Wall-to-wall coverage on the main channels as teleshopping channels shut up shop.
The Queen’s death was officially announced at 6:30pm, when the The Royal Family’s official Twitter feed posted the news, seconds before Huw Edwards broke the news on BBC One.
Broadcasters had been expecting a further update from Buckingham Palace, with ITV and Channel 5 joining the BBC in abandoning early evening schedules in anticipation.
Huw Edwards, already broadcasting on BBC One, BBC News and BBC World News then interrupted programmes on BBC Two, BBC Parliament, BBC Scotland and BBC Alba at just after 6:30pm. BBC Three and BBC Four, which were just minutes away from starting up for the evening were suspended for the rest of the night. BBC RB1 also closed. Coverage of the Diamond League Athletics, which continued for a time on the BBC Sport website after coming off BBC Two, was terminated.
Teleshopping channels quickly scrambled to suspend programmes, while some other commercial channels briefly dropped ad breaks.
QVC, TJC, Gemporia and Ideal World were replaced by static captions paying tribute.
- BBC Three and BBC Four were replaced by static captions.
- At the beginning of ad-breaks, ITV offshoots directed viewers to the main ITV channel for breaking news.
- Channel 4’s offshoots initially carried banners directing viewers to Channel 4.
- UKTV channels (including Dave, Yesterday and Drama) among other commercial broadcasters dropped adverts.
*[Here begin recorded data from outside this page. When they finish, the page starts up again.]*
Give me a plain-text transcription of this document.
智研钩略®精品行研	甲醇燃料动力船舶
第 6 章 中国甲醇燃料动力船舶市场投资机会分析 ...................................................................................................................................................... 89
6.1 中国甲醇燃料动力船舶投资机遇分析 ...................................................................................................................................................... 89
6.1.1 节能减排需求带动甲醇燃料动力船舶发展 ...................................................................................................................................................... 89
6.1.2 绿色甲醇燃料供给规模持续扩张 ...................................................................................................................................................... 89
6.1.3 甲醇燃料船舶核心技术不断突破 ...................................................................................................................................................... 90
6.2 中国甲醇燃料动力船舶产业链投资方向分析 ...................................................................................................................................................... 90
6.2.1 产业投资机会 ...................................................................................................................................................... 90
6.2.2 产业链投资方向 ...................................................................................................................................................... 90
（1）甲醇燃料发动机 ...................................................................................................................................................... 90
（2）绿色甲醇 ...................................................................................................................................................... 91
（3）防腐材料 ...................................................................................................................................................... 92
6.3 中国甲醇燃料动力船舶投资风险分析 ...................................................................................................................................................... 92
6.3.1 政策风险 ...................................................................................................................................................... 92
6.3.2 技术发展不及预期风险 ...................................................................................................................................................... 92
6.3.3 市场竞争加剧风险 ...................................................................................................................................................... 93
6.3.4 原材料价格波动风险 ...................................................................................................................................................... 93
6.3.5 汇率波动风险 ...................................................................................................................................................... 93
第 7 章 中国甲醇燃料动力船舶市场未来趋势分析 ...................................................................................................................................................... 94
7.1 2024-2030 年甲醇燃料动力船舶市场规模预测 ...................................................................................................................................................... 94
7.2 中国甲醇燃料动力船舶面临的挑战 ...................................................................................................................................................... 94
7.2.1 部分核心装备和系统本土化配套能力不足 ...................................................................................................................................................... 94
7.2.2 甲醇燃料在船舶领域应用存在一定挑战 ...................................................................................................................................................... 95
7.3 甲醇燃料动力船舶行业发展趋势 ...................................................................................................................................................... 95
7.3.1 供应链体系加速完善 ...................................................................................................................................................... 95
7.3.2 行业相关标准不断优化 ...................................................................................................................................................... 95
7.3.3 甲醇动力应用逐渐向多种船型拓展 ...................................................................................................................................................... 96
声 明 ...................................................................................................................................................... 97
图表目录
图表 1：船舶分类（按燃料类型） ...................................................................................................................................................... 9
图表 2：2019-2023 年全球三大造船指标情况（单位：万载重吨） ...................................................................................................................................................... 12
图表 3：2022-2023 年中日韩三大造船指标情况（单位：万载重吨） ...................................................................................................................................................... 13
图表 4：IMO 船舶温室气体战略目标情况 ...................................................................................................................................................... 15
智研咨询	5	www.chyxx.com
- That’s TV and Classic Hits reverted to a static caption and sombre music.
- Sky Sports News joined Sky News.
- Sky Showcase broke into The Simpsons to bring viewers coverage from Sky News.
- S4C provided continuous Welsh language coverage. But Gaelic-language BBC Alba carried the English language news service shown on other BBC outlets.
- BBC National and local stations combined for a News Special.
- Smooth, Capital and Heart joined LBC for a simulcast.
- Other commercial broadcasters switched to special programming with toned down music and news updates.
Regarding schedule updates, the BBC issued the following statement:
At this current time, schedules across all BBC service are subject to change. Due to the number of changes, it is possible that the electronic programme guides (EPG’s) may not reflect what is being broadcast. This is being addressed and will be resolved shortly.
Why are BBC Three and BBC Four suspended, instead of just simulcasting the main news coverage as the other BBC channels do?
Once of the reasons is technical.
TV channels are multiplexed, or combined in a bundle. These have a specific amount of bandwidth. Normally, a process called stat-muxing dynamically allocates an appropriate amount of bandwidth for each channel. Looking at a bitrate graph, each channel’s usage varies depending on what’s broadcast throughout the day.
For example, an image of someone talking requires less bandwidth than the fast action of something like Strictly. A channel that needs more bandwidth will take bandwidth from a channel needing less at that moment in time.
When every TV channel broadcasts exactly the same thing at the same time, that can cause problems – every channel will have the same bandwidth requirement. This can impact the picture quality.
By closing off BBC Three and BBC Four (and indeed BBC Red Button 1) rather than switching them over to the main BBC News special, bandwidth is preserved for the remaining channels.
This is most critical on Freeview, where there is limited bandwidth. On satellite, a similar situation is already carefully managed: the BBC balances the load by spreading the numerous regional copies of BBC One across various transponders, ensuring there are a variety of services on each transponder.
Where broadcasters deliberately load their satellite transponder with copies of the same channel, they will fill it with fewer channels than you might otherwise be able to fit on the same capacity. And they may introduce a slight time delay, so that one region runs a few seconds behind another one.
A similar arrangement occurred after Prince Philip died. Pre-BBC Three’s return to TV, the suspension only affected BBC Four and BBC Red Button 1.